Aside from nosebleeds and skin and eye irritations, respiratory and cardiovascular problems have been observed among those exposed to air pollution. Citing the Ministry of Public Health, the online publication Thai PBS World said in a report that between January and the third week of February this year, more than 650,000 people received treatment for illnesses linked to the haze, and particularly to PM2.5.

Even the Shinawatras proved to be no match to the haze. According to Bangkok Post, members of the powerful clan, including former premier Thaksin, fell sick with respiratory illnesses soon after visiting Chiang Mai last March.
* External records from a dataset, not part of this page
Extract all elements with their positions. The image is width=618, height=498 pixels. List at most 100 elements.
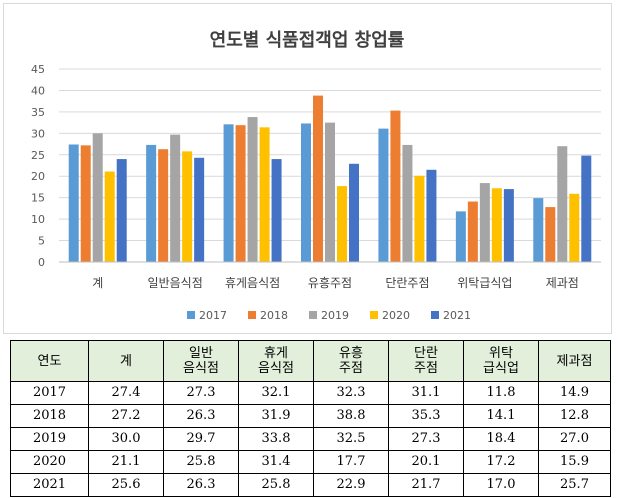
- table-cell: 27.3: [388, 427, 464, 451]
- bar-2021: [503, 189, 514, 262]
- bar-2018: [545, 207, 556, 262]
- bar-2019: [92, 133, 103, 262]
- bar-2019: [557, 146, 568, 262]
- table-cell: 27.0: [538, 427, 611, 451]
- table-header-label: 위탁 급식업: [483, 346, 519, 376]
- y-tick-label: 25: [31, 149, 45, 162]
- legend-label: 2017: [199, 309, 227, 322]
- bar-2020: [414, 175, 425, 262]
- legend-swatch: [248, 311, 256, 319]
- table-cell: 26.3: [163, 473, 239, 497]
- table-cell: 25.8: [238, 473, 314, 497]
- table-header-cell: 유흥 주점: [313, 340, 389, 382]
- bar-2019: [479, 183, 490, 262]
- bar-2017: [223, 124, 234, 263]
- table-header-label: 연도: [37, 353, 62, 369]
- x-tick-label: 일반음식점: [148, 276, 203, 290]
- bar-2021: [194, 157, 205, 262]
- table-cell: 26.3: [163, 404, 239, 428]
- data-table: 연도 계 일반 음식점 휴게 음식점 유흥 주점 단란 주점 위탁 급식업 제과점 2017 2…: [10, 340, 611, 497]
- table-cell: 31.9: [238, 404, 314, 428]
- bar-2017: [146, 144, 157, 262]
- table-header-label: 단란 주점: [414, 346, 438, 376]
- table-cell: 17.7: [313, 450, 389, 474]
- table-header-label: 유흥 주점: [339, 346, 363, 376]
- legend-label: 2020: [382, 309, 410, 322]
- bar-2018: [235, 125, 246, 262]
- table-body: 2017 27.4 27.3 32.1 32.3 31.1 11.8 14.9 2018 27.2…: [10, 381, 611, 497]
- table-header-cell: 연도: [10, 340, 89, 382]
- bars: [68, 95, 592, 263]
- x-tick-label: 단란주점: [385, 276, 429, 290]
- table-cell: 27.2: [88, 404, 164, 428]
- table-cell: 21.7: [388, 473, 464, 497]
- y-tick-label: 0: [38, 256, 45, 269]
- bar-2019: [247, 117, 258, 262]
- x-tick-label: 계: [92, 276, 103, 290]
- x-tick-label: 휴게음식점: [225, 276, 280, 290]
- table-header-cell: 계: [88, 340, 164, 382]
- table-header-label: 계: [120, 353, 132, 369]
- table-header-cell: 일반 음식점: [163, 340, 239, 382]
- bar-2019: [170, 134, 181, 262]
- y-tick-label: 40: [31, 84, 45, 97]
- table-cell: 18.4: [463, 427, 539, 451]
- table-cell: 2018: [10, 404, 89, 428]
- table-header-label: 휴게 음식점: [258, 346, 294, 376]
- chart-container: 연도별 식품접객업 창업률 0 5 10 15 20 25 30 35 40 45 계 일반음식점 휴…: [3, 3, 612, 334]
- table-cell: 32.3: [313, 381, 389, 405]
- table-header-label: 일반 음식점: [183, 346, 219, 376]
- bar-2020: [259, 127, 270, 262]
- bar-2018: [158, 149, 169, 262]
- bar-2019: [325, 122, 335, 262]
- legend-swatch: [431, 311, 439, 319]
- table-cell: 31.1: [388, 381, 464, 405]
- bar-2017: [378, 128, 389, 262]
- table-row: 2020 21.1 25.8 31.4 17.7 20.1 17.2 15.9: [10, 450, 611, 474]
- legend-swatch: [309, 311, 317, 319]
- table-row: 2018 27.2 26.3 31.9 38.8 35.3 14.1 12.8: [10, 404, 611, 428]
- table-cell: 14.9: [538, 381, 611, 405]
- table-header-cell: 위탁 급식업: [463, 340, 539, 382]
- table-row: 2019 30.0 29.7 33.8 32.5 27.3 18.4 27.0: [10, 427, 611, 451]
- y-tick-label: 45: [31, 63, 45, 76]
- table-cell: 33.8: [238, 427, 314, 451]
- table-cell: 12.8: [538, 404, 611, 428]
- x-tick-label: 위탁급식업: [457, 276, 512, 290]
- legend-swatch: [370, 311, 378, 319]
- bar-2021: [271, 159, 282, 262]
- x-axis: 계 일반음식점 휴게음식점 유흥주점 단란주점 위탁급식업 제과점: [59, 261, 601, 290]
- legend-label: 2019: [321, 309, 349, 322]
- bar-2019: [402, 144, 413, 262]
- y-tick-label: 35: [31, 106, 45, 119]
- table-row: 2017 27.4 27.3 32.1 32.3 31.1 11.8 14.9: [10, 381, 611, 405]
- table-cell: 29.7: [163, 427, 239, 451]
- bar-2018: [390, 110, 401, 262]
- table-cell: 17.2: [463, 450, 539, 474]
- table-cell: 32.1: [238, 381, 314, 405]
- bar-2018: [80, 145, 91, 262]
- bar-2020: [182, 151, 193, 262]
- bar-2017: [533, 198, 544, 262]
- x-tick-label: 유흥주점: [308, 276, 352, 290]
- chart-title: 연도별 식품접객업 창업률: [210, 30, 405, 51]
- bar-2020: [491, 188, 502, 262]
- bar-2017: [68, 144, 79, 262]
- table-cell: 14.1: [463, 404, 539, 428]
- bar-2018: [313, 95, 323, 262]
- table-cell: 2019: [10, 427, 89, 451]
- x-tick-label: 제과점: [546, 276, 579, 290]
- table-header-row: 연도 계 일반 음식점 휴게 음식점 유흥 주점 단란 주점 위탁 급식업 제과점: [10, 340, 611, 382]
- table-cell: 25.7: [538, 473, 611, 497]
- table-cell: 35.3: [388, 404, 464, 428]
- table-cell: 21.1: [88, 450, 164, 474]
- table-header-cell: 휴게 음식점: [238, 340, 314, 382]
- bar-2020: [569, 193, 580, 262]
- table-cell: 17.0: [463, 473, 539, 497]
- bar-2021: [116, 159, 127, 262]
- table-cell: 32.5: [313, 427, 389, 451]
- bar-2017: [455, 211, 466, 262]
- bar-2020: [104, 171, 115, 262]
- legend-label: 2021: [443, 309, 471, 322]
- table-row: 2021 25.6 26.3 25.8 22.9 21.7 17.0 25.7: [10, 473, 611, 497]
More recently, the Post said that based on research by Chiang Mai University (CMU) academics, worsening PM2.5 pollution in Thailand’s northern region has been “leading to a surge in patients suffering from lung diseases,” including lung cancer. The university has lost four of its lecturers to lung cancer since 2022, Bangkok Post said, among them CMU’s former architecture dean, Professor Rawiwan Olarnratmanee.

“Test results indicated the cancer cells found in her lungs bore genetic mutations attributable to PM2.5 exposure,” the Thai daily said.

Last December, 29-year-old physician and CMU lecturer Krittai Thanasombatkul succumbed to lung cancer as well. Colleagues suspect PM2.5 exposure as also among the factors causing the exercise-loving doctor who didn’t smoke to develop the disease.

CMU Faculty of Medicine Associate Professor Chalerm Liewsisakul told the Post that comparative data covering 2010 to 2021 revealed the northern provinces, particularly Chiang Mai and Lampang, as having the highest death rates from cancer. The daily quoted Chalerm as saying that this grim reality highlighted “the urgent need for targeted interventions to address air pollution and its health consequences in these areas.”

As the haze was building up last January, Thai legislators did finally endorse a bill addressing the country’s air pollution problem. The Srettha government has also said it will include it among its priorities, but not much has been heard of it since.

Nothing may be heard about it again – until the next haze causes another season of chaos and choking.